Orlando Victim Recounts Horrifying Experience Inside Pulse Bathroom
Patience Carter, who was shot in both legs, spent hours as a hostage during the deadly Orlando nightclub shooting. She spoke to the media Tuesday from the Florida Hospital in Orlando about the traumatic experience trapped inside the Pulse bathroom with the gunman as well as the shooter’s comments to victims.
“We laid there for hours and hours,” Carter, a Philadelphia native who went to Pulse with two friends, said (via ABC News). “Throughout that period of hours the gunman was in there with us, [he] made a 911 call saying the reason why he is doing this is because he wants America to stop bombing his country, and then he pledged allegiance to ISIS.”
Mateen asked the hostages, many of whom barricaded themselves in stalls, whether there were any “black people” in the bathroom. “He said, ‘You know, I don’t have a problem with black people,” Carter said. “You guys have suffered enough.”
Carter said she first thought Mateen was toting a BB gun.
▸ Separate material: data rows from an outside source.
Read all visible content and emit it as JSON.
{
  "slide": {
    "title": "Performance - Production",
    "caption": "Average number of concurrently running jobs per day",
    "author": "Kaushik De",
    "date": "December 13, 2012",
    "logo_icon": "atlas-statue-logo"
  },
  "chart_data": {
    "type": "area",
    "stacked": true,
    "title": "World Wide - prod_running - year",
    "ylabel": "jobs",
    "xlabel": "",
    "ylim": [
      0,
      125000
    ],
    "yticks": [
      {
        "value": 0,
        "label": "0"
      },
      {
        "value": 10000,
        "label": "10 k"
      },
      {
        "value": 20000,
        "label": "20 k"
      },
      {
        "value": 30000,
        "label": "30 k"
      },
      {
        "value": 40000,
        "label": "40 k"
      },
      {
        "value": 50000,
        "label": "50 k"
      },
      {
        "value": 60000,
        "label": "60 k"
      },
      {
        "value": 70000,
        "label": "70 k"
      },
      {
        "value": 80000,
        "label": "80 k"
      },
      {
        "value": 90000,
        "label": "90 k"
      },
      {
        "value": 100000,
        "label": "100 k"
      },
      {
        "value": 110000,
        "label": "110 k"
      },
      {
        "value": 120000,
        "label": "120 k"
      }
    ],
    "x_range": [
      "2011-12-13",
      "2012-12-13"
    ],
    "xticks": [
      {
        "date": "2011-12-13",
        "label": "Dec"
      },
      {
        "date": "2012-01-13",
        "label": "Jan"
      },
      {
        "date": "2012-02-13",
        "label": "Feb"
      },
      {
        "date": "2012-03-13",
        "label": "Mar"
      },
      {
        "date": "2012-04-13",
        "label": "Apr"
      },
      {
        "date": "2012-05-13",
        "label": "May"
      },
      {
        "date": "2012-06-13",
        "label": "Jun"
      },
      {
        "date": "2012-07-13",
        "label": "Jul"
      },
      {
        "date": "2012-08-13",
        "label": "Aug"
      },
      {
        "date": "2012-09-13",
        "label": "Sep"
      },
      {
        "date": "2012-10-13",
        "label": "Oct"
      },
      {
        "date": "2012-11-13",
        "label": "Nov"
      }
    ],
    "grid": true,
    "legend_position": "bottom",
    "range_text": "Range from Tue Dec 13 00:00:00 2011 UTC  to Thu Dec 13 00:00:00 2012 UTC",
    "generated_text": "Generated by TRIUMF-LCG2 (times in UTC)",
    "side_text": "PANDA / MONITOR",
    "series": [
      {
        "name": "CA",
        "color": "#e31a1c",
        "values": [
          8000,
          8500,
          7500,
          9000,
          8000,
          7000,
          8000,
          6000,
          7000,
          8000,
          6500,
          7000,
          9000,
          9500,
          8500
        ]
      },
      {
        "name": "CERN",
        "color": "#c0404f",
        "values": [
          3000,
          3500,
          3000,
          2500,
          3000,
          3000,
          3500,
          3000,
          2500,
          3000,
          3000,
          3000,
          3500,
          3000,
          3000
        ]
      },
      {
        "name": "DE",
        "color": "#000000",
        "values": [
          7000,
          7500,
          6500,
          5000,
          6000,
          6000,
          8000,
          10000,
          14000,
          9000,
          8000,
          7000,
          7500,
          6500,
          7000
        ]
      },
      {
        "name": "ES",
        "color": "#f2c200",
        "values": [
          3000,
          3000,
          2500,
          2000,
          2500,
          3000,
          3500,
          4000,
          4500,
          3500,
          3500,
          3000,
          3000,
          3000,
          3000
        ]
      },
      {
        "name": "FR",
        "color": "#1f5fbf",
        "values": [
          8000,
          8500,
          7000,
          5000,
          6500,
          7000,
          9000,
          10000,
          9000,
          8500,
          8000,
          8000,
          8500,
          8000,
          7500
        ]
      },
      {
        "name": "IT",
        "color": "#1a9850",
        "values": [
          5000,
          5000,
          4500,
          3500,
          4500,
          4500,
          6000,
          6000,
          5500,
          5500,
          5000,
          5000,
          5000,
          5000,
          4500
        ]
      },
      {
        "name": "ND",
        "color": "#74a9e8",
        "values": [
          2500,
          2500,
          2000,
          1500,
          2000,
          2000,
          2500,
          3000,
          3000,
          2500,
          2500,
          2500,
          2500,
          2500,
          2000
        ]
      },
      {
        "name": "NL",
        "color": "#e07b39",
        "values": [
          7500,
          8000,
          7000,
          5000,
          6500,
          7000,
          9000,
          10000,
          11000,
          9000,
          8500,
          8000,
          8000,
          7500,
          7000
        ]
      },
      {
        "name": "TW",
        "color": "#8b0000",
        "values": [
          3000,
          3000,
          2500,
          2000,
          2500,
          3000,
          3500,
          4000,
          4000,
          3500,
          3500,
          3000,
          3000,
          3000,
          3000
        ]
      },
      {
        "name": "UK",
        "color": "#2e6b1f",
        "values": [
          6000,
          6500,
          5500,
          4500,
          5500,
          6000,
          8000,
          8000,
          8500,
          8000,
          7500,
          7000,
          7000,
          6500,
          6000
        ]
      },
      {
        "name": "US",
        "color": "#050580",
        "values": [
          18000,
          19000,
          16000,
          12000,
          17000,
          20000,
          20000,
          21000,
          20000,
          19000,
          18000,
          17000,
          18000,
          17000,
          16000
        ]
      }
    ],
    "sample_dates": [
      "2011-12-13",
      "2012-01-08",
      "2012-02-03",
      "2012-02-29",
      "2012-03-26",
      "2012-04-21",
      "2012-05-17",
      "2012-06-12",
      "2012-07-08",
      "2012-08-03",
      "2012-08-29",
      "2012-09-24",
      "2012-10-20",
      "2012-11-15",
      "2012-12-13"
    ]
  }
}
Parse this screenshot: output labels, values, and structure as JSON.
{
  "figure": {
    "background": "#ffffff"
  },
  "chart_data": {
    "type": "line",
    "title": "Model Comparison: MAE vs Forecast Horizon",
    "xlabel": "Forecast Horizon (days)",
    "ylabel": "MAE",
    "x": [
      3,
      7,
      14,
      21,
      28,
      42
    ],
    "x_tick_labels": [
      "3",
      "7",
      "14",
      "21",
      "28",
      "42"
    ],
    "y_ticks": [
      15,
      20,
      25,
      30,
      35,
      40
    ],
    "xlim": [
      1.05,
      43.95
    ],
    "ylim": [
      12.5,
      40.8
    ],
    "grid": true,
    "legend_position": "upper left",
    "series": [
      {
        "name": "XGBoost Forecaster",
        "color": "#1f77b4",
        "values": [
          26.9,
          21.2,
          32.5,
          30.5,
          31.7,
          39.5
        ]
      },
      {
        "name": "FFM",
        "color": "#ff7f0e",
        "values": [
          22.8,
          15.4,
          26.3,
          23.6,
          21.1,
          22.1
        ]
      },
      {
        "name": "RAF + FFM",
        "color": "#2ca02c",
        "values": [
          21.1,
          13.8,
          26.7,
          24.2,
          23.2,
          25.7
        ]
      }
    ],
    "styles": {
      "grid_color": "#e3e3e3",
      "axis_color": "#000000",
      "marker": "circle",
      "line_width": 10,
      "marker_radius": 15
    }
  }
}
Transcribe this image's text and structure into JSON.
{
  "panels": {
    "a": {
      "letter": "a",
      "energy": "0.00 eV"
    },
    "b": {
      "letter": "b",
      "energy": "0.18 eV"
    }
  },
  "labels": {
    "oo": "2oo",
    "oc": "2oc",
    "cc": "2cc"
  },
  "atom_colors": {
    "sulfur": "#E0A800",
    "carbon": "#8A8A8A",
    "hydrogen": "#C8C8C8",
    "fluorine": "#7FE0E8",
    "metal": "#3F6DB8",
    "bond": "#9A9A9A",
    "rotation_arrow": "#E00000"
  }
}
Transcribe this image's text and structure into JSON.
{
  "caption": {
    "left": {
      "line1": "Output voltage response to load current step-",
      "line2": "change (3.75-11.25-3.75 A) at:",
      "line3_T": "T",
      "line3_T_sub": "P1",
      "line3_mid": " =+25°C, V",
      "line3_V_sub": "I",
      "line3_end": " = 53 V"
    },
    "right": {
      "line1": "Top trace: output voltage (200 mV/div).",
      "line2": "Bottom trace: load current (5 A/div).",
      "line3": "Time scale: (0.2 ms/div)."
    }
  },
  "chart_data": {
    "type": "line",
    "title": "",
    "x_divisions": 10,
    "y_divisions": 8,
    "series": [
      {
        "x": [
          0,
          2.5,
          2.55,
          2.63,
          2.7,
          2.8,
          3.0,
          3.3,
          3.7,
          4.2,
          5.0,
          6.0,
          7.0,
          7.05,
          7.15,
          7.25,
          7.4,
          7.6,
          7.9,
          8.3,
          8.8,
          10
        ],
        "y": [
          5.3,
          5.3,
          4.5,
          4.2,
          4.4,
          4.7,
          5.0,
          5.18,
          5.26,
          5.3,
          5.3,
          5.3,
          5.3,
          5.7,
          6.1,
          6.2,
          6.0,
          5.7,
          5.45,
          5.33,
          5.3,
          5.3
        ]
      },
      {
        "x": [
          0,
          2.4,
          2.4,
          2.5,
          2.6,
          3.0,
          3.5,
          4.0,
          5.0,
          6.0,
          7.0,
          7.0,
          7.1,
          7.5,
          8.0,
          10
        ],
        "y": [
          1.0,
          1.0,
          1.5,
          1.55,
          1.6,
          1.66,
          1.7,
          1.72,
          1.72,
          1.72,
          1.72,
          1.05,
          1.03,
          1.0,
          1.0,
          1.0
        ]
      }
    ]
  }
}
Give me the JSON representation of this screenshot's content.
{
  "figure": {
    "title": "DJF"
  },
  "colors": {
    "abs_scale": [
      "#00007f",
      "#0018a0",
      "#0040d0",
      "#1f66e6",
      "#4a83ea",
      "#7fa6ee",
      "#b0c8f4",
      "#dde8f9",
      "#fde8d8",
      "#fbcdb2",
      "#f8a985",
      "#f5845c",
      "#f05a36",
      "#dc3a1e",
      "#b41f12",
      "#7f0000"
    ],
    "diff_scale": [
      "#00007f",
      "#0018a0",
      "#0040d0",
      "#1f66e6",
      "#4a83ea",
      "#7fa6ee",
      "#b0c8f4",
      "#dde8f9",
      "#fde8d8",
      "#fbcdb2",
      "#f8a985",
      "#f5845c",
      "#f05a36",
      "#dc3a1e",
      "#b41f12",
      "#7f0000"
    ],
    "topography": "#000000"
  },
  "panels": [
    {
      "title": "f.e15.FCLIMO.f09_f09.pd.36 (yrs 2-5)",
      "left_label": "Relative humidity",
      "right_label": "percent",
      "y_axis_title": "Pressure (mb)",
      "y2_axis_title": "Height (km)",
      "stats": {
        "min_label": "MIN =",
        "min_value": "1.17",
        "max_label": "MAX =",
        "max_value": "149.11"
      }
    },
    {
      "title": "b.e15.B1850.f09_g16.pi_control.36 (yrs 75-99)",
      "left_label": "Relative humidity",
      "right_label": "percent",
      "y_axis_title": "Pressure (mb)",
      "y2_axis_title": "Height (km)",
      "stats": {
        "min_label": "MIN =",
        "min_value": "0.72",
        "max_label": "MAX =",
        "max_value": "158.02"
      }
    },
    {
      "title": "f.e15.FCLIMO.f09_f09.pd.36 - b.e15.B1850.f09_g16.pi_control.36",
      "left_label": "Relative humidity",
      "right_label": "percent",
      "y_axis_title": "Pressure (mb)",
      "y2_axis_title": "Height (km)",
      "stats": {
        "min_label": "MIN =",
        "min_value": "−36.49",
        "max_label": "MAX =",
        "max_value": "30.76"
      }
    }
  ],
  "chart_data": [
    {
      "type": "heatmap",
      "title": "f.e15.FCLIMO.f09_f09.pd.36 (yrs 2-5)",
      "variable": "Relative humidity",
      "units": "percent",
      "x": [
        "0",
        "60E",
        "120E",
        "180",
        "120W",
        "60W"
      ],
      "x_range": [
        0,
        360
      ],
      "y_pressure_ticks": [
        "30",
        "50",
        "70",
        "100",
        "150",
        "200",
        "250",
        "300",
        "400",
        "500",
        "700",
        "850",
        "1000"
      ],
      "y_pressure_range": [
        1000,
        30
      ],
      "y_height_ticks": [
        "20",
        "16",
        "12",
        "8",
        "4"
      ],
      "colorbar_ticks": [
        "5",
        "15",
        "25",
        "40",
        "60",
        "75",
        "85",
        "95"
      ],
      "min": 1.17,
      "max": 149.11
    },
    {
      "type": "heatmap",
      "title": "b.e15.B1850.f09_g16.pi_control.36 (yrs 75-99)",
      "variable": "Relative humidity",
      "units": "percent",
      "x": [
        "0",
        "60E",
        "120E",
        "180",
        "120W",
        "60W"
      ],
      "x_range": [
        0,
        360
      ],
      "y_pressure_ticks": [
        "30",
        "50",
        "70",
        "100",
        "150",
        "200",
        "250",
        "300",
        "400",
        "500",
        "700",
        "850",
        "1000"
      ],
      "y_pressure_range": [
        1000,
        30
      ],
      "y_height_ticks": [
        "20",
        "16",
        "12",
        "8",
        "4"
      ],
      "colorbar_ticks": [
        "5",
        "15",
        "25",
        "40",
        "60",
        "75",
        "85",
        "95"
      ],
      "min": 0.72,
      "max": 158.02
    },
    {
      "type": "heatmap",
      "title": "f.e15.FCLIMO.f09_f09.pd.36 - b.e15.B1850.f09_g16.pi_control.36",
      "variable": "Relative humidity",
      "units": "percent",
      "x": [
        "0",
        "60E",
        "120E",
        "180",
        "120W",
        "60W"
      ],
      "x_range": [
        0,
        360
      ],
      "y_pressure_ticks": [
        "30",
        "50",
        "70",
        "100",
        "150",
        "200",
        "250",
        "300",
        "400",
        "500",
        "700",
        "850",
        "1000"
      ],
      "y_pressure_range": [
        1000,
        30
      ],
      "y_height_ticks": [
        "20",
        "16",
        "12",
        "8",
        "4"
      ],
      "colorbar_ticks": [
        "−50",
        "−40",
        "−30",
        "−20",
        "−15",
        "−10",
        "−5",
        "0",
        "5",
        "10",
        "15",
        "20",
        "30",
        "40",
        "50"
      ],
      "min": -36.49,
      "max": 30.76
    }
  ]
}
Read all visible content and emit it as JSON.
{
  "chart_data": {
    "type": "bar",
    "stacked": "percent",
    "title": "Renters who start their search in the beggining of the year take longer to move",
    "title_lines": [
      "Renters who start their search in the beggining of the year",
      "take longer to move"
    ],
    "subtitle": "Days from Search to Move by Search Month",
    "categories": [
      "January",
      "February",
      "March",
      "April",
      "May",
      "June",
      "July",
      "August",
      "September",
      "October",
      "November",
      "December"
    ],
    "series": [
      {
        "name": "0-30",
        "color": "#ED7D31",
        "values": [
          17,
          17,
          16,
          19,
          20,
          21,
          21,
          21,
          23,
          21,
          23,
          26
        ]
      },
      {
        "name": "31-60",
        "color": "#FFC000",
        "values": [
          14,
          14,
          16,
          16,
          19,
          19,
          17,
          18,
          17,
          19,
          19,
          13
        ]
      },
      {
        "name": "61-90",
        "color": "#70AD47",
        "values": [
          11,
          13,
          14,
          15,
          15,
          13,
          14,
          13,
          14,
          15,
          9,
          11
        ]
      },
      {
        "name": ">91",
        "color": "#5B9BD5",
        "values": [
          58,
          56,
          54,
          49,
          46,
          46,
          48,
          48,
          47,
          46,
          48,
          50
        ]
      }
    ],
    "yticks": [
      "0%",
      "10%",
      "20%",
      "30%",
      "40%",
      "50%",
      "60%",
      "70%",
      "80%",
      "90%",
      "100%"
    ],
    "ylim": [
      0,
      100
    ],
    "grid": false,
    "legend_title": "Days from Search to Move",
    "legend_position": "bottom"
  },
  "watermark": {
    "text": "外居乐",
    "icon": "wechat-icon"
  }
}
It wasn’t until she saw the damage the assault rifle’s bullets were doing to the wall did she realize what was happening. Carter and the friend ran into the bathroom with other club-goers. However, Carter and her friend Akyra Murray were both shot, with one bullet piercing Carter’s left thigh and another shattering her right femur. Murray, at age 18, was the youngest victim killed in the massacre.
Carter said she “made peace with God within myself … I said, ‘God, if this is how I have to go, please take me, I just don’t want any more shots.”
The crisis ended when police broke through the bathroom wall and killed Mateen. However, debris and another man’s dead body pinned down Carter after the siege, and the broken pipes flooding water into the bathroom had Carter worried that she would drown. “I was able to sit up and pull my left leg from underneath the person who was killed in front of me,” Carter said of her escape.
49 people were killed and another 53 were injured in the horrifying shooting, the deadliest in U.S. history. “We just went from having the time of our lives to having the worst night of our lives,” Carter said.